Pervertido de merda.
Foi assim que a garota, que eu continuo escutando chorar, me chamou aos gritos.
Não consegui escutar mais nada da conversa deles, mas depois disso também não precisei. Soube pelo "merda" que eu nunca tinha escutado sair da sua boca antes — nem mesmo quando pegou o noivo com outra — que eu tinha feito algo muito ruim. Mas, mesmo depois de vasculhar meu celular de ponta a ponta, eu ainda não sabia o que era. Continuei recebendo algumas mensagens que não gostaria de ler no lugar dela, mas não respondia nenhuma desde que fizemos aquele trato.
— Que diabo eu fiz? — Enterro o rosto nas mãos e continuo refletindo sobre essa pergunta pelo tempo que demora para Camila se acalmar.
Já se passaram mais de quarenta minutos quando a porta dela finalmente abre e meu irmão sai do quarto.
— O que deu nela? — Desencosto da parede e levanto do chão para esperá-lo de pé.
— Você quer saber o que deu nela? — Seu rosto fechado me dá um frio enorme na barriga. —Foi isso que deu nela. — rosna aos sussurros, empurrando algo contra meu peito com brutalidade suficiente para me fazer cambalear para trás.
O segundo golpe da noite também me pega desprevenido, mas estou distraído demais olhando para o tecido que desprende das suas mãos.
O apartamento está imerso no breu e gelado como meu sangue acabou de ficar. A única claridade que chega na sala vem da lua, que entra pelas portas da sacada que eu abri para conseguir respirar melhor, mas não demoro nem um misero segundo para reconhecer que a calcinha que estou segurando não é da Camila.

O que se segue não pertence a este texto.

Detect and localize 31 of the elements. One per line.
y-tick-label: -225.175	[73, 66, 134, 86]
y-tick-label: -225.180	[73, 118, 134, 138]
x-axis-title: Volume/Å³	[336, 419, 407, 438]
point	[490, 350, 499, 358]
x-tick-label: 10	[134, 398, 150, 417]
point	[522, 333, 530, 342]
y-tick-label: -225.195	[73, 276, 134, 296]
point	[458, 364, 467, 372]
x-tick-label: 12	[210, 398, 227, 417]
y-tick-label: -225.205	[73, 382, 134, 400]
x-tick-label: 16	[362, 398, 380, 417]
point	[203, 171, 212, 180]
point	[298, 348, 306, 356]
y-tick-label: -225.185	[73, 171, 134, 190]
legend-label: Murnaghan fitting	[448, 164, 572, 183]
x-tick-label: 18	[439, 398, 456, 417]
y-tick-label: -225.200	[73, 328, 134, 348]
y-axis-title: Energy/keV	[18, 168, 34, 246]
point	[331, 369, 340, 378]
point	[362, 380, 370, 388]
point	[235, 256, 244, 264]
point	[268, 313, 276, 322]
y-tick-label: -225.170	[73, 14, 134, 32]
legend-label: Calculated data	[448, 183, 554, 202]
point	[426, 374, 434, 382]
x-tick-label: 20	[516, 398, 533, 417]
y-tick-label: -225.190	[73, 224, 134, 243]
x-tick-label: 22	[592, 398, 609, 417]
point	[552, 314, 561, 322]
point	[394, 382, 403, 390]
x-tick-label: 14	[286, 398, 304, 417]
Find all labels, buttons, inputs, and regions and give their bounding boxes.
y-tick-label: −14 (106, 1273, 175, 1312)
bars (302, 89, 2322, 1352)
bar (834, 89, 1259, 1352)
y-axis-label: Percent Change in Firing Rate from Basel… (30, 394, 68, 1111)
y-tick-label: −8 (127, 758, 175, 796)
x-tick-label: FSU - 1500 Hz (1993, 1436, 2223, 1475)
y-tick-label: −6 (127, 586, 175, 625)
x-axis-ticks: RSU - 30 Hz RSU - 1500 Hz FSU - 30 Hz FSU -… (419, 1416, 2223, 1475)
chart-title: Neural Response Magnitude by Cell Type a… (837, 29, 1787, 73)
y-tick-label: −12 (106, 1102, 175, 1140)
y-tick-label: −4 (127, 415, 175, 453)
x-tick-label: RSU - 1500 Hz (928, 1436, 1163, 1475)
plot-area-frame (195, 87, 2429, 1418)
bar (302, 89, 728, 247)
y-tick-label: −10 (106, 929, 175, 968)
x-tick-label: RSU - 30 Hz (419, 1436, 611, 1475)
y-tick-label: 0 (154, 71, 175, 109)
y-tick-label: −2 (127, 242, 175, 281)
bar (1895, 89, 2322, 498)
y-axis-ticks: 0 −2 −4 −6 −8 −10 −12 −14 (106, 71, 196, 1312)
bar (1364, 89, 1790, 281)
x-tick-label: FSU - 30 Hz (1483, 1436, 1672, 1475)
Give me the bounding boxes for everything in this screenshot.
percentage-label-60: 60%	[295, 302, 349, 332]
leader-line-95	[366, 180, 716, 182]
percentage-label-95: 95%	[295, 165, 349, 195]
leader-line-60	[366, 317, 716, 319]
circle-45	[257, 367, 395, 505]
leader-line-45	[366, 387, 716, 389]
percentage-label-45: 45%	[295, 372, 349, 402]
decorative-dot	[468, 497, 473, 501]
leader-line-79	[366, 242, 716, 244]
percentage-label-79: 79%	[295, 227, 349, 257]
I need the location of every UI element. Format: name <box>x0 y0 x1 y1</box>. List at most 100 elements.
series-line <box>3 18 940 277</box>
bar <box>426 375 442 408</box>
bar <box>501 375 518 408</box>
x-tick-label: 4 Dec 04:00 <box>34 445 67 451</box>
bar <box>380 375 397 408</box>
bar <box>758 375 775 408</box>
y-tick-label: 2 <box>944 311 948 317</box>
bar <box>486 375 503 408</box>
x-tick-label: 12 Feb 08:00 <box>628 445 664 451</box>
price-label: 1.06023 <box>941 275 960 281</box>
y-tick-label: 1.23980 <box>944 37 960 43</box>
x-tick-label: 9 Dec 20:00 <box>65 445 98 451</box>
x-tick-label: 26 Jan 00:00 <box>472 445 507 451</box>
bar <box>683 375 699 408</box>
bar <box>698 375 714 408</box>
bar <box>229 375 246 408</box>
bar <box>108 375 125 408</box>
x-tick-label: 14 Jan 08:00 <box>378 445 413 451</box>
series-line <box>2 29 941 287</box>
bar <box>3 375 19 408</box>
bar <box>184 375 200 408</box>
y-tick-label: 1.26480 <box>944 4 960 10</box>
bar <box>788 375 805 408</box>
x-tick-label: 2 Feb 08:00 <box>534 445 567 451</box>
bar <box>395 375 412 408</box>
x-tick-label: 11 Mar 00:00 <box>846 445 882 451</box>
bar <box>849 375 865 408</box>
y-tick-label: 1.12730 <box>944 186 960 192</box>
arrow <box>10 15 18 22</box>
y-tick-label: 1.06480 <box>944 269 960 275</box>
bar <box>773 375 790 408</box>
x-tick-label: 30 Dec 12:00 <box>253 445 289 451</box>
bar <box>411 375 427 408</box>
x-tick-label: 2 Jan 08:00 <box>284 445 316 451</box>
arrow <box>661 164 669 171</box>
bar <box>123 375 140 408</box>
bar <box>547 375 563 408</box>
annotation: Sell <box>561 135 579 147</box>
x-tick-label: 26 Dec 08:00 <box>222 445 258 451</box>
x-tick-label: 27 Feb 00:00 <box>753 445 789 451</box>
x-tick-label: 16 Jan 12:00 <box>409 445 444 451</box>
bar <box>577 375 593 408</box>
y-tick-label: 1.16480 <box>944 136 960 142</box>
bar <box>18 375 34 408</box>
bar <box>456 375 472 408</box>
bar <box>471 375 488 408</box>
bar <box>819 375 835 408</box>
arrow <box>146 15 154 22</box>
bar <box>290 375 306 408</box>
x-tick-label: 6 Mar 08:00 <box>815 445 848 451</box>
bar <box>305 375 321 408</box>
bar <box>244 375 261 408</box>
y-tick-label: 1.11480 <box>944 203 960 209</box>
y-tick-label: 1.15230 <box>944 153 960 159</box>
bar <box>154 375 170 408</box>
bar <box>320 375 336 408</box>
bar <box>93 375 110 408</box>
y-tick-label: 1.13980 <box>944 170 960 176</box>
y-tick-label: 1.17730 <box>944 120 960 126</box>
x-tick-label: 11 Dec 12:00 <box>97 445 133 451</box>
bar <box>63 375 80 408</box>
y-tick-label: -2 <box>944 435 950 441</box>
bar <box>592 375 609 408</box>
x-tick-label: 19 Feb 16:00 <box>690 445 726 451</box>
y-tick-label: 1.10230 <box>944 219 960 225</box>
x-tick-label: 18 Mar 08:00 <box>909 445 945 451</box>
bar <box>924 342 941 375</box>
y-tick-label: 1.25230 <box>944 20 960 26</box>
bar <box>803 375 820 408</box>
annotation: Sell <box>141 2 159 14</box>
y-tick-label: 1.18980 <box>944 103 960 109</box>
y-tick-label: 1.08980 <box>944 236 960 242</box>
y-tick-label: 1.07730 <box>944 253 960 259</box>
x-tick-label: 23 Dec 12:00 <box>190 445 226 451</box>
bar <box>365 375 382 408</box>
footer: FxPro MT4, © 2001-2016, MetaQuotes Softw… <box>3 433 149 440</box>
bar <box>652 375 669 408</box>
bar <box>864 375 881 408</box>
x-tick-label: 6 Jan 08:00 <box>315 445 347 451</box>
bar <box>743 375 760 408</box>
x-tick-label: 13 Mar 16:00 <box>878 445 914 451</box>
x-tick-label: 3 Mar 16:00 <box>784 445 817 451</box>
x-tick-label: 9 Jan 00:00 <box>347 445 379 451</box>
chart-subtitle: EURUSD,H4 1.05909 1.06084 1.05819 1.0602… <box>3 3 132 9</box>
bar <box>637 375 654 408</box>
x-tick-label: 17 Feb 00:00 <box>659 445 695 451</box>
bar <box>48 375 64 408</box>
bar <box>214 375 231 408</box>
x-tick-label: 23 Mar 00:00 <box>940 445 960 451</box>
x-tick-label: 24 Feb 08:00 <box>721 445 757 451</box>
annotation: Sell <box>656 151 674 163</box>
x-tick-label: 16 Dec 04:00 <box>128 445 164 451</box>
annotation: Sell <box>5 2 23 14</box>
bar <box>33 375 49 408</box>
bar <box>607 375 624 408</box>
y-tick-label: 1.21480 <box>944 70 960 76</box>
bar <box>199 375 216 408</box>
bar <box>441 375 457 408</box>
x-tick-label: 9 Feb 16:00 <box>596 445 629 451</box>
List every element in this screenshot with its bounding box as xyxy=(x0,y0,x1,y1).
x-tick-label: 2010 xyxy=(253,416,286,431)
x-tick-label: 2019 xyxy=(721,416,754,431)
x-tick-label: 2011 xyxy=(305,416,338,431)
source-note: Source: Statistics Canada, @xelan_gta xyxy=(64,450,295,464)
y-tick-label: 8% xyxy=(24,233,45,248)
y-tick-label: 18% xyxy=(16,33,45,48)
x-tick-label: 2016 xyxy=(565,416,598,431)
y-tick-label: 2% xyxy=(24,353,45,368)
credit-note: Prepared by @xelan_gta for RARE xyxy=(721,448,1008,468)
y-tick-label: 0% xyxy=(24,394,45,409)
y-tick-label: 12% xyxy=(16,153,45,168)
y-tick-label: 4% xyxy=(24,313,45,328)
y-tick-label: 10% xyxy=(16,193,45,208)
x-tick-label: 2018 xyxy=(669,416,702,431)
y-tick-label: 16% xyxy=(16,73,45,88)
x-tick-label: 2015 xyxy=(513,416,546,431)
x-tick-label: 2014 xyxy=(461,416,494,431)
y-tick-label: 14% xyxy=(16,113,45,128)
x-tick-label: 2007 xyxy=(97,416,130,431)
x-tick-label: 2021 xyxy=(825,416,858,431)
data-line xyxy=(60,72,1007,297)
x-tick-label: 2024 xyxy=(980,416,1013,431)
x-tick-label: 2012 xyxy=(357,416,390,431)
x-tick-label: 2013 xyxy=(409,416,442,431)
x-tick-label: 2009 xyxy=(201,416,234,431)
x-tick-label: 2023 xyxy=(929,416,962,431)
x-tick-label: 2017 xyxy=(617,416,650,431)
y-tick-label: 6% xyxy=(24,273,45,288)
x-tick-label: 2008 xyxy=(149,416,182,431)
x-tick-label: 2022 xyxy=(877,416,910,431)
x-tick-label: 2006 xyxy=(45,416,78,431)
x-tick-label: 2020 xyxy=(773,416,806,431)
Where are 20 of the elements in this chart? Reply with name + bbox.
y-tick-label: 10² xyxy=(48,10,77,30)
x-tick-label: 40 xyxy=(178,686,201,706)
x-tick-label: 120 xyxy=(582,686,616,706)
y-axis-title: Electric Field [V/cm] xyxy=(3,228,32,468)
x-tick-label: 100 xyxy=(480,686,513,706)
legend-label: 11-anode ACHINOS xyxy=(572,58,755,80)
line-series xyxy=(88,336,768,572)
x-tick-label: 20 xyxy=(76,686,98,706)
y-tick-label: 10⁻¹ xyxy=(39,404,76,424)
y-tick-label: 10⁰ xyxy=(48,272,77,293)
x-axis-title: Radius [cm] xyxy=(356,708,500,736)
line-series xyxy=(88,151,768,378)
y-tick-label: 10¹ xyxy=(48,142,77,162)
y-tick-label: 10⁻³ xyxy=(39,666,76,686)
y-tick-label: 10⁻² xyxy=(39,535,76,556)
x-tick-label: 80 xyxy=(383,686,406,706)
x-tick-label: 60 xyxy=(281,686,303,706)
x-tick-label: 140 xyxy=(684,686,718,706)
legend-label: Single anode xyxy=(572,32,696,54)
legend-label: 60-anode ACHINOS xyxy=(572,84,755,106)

E saberia até no completo escuro, não apenas porque sou eu quem lava suas roupas íntimas e saberia reconhecer todas de cor, mas também porque eu vislumbrei essa peça no corpo de outra pessoa madrugada passada.
Só não compreendo como...
— Ficou no bolso do meu jaleco. — não é uma pergunta.
— Não deveria. — Leo responde com um par de olhos furiosos e decepcionados. — Sou a última pessoa a poder te julgar por não ter aguentado, mas não deveria. — repete, me contornando para sair do apartamento a passos largos e tem razão.
Não deveria.
— Obrigado.
Tudo que eu escuto em resposta é um suspiro profundo e a porta do apartamento fechada.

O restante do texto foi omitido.